The fatal shootings of three youths in south London have provoked a huge political response and soul-searching amid fears they reflect a general malaise in British society.

Prime Minister Tony Blair called the murders ''horrific, shocking and ... tragic beyond belief''.

But he rejected comments from opposition Conservative leader David Cameron who said they showed society was ''quite broken''.

''This tragedy is not a metaphor for the state of British society, still less for the state of British youth today, the huge majority of whom, including in this part of London, are responsible, law-abiding people,'' Blair said.

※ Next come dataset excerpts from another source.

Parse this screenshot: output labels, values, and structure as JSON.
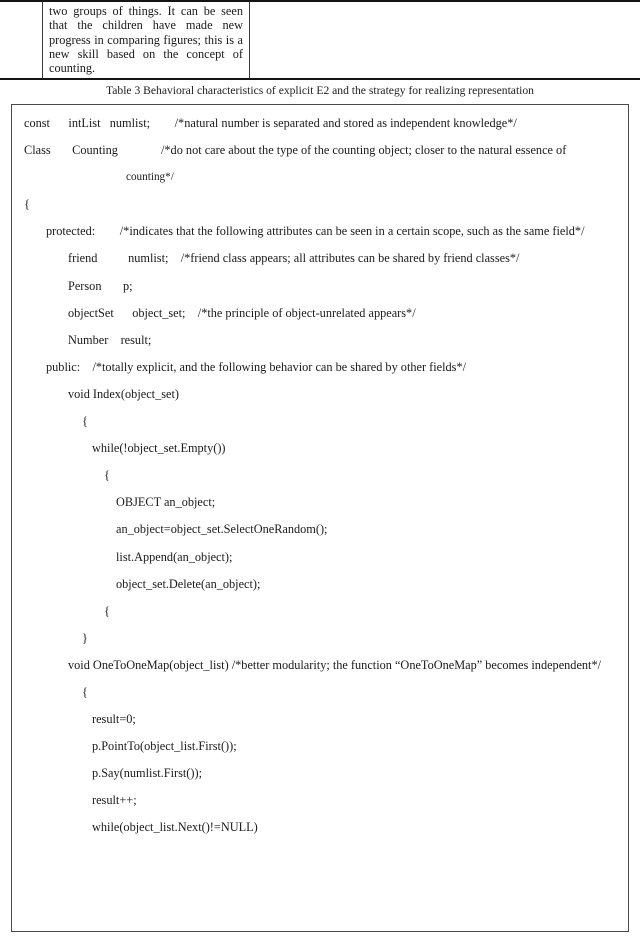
{
  "document": {
    "top_table": {
      "paragraph": "two groups of things. It can be seen that the children have made new progress in comparing figures; this is a new skill based on the concept of counting."
    },
    "caption": "Table 3 Behavioral characteristics of explicit E2 and the strategy for realizing representation",
    "code_block": {
      "lines": [
        {
          "indent": "i0",
          "text": "const      intList   numlist;        /*natural number is separated and stored as independent knowledge*/"
        },
        {
          "indent": "i0",
          "text": "Class       Counting              /*do not care about the type of the counting object; closer to the natural essence of"
        },
        {
          "indent": "cont",
          "text": "counting*/"
        },
        {
          "indent": "i0",
          "text": "{"
        },
        {
          "indent": "i1",
          "text": "protected:        /*indicates that the following attributes can be seen in a certain scope, such as the same field*/"
        },
        {
          "indent": "i2",
          "text": "friend          numlist;    /*friend class appears; all attributes can be shared by friend classes*/"
        },
        {
          "indent": "i2",
          "text": "Person       p;"
        },
        {
          "indent": "i2",
          "text": "objectSet      object_set;    /*the principle of object-unrelated appears*/"
        },
        {
          "indent": "i2",
          "text": "Number    result;"
        },
        {
          "indent": "i0",
          "text": ""
        },
        {
          "indent": "i1",
          "text": "public:    /*totally explicit, and the following behavior can be shared by other fields*/"
        },
        {
          "indent": "i2",
          "text": "void Index(object_set)"
        },
        {
          "indent": "i3",
          "text": "{"
        },
        {
          "indent": "i4",
          "text": "while(!object_set.Empty())"
        },
        {
          "indent": "i5",
          "text": "{"
        },
        {
          "indent": "i6",
          "text": "OBJECT an_object;"
        },
        {
          "indent": "i6",
          "text": "an_object=object_set.SelectOneRandom();"
        },
        {
          "indent": "i6",
          "text": "list.Append(an_object);"
        },
        {
          "indent": "i6",
          "text": "object_set.Delete(an_object);"
        },
        {
          "indent": "i5",
          "text": "{"
        },
        {
          "indent": "i3",
          "text": "}"
        },
        {
          "indent": "i2",
          "text": "void OneToOneMap(object_list) /*better modularity; the function “OneToOneMap” becomes independent*/"
        },
        {
          "indent": "i3",
          "text": "{"
        },
        {
          "indent": "i4",
          "text": "result=0;"
        },
        {
          "indent": "i4",
          "text": "p.PointTo(object_list.First());"
        },
        {
          "indent": "i4",
          "text": "p.Say(numlist.First());"
        },
        {
          "indent": "i4",
          "text": "result++;"
        },
        {
          "indent": "i4",
          "text": "while(object_list.Next()!=NULL)"
        }
      ]
    }
  },
  "colors": {
    "text": "#1a1a1a",
    "rule": "#141414",
    "box_border": "#4a4a4a",
    "page_background": "#ffffff"
  }
}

The latest victim was Billy Cox, 15, who was found dying by his 13-year-old sister after being shot on Wednesday at their home in Clapham, a mixed area of expensive townhouses and sprawling housing estates.

That murder followed the shooting of schoolboy Michael Dosunmu, 15, in his bedroom in Peckham on February. 6. Days earlier, James Smartt-Ford, 16, was gunned down a few miles away at Streatham ice rink.

Labour's Kate Hoey, MP for Vauxhall, said the violence was drug-related.

''It's still rife on many, many of our estates,'' she told BBC radio. ''The police do take greater action perhaps than they did some years ago in Lambeth, but it's still not always possible to get people.'' Home Secretary John Reid said the government would consider strengthening laws to target gun crime.

Cox's father Tommy, a builder, said his son was ''not perfect, but dearly loved''. He pleaded with the community to get behind the police to catch his son's killers.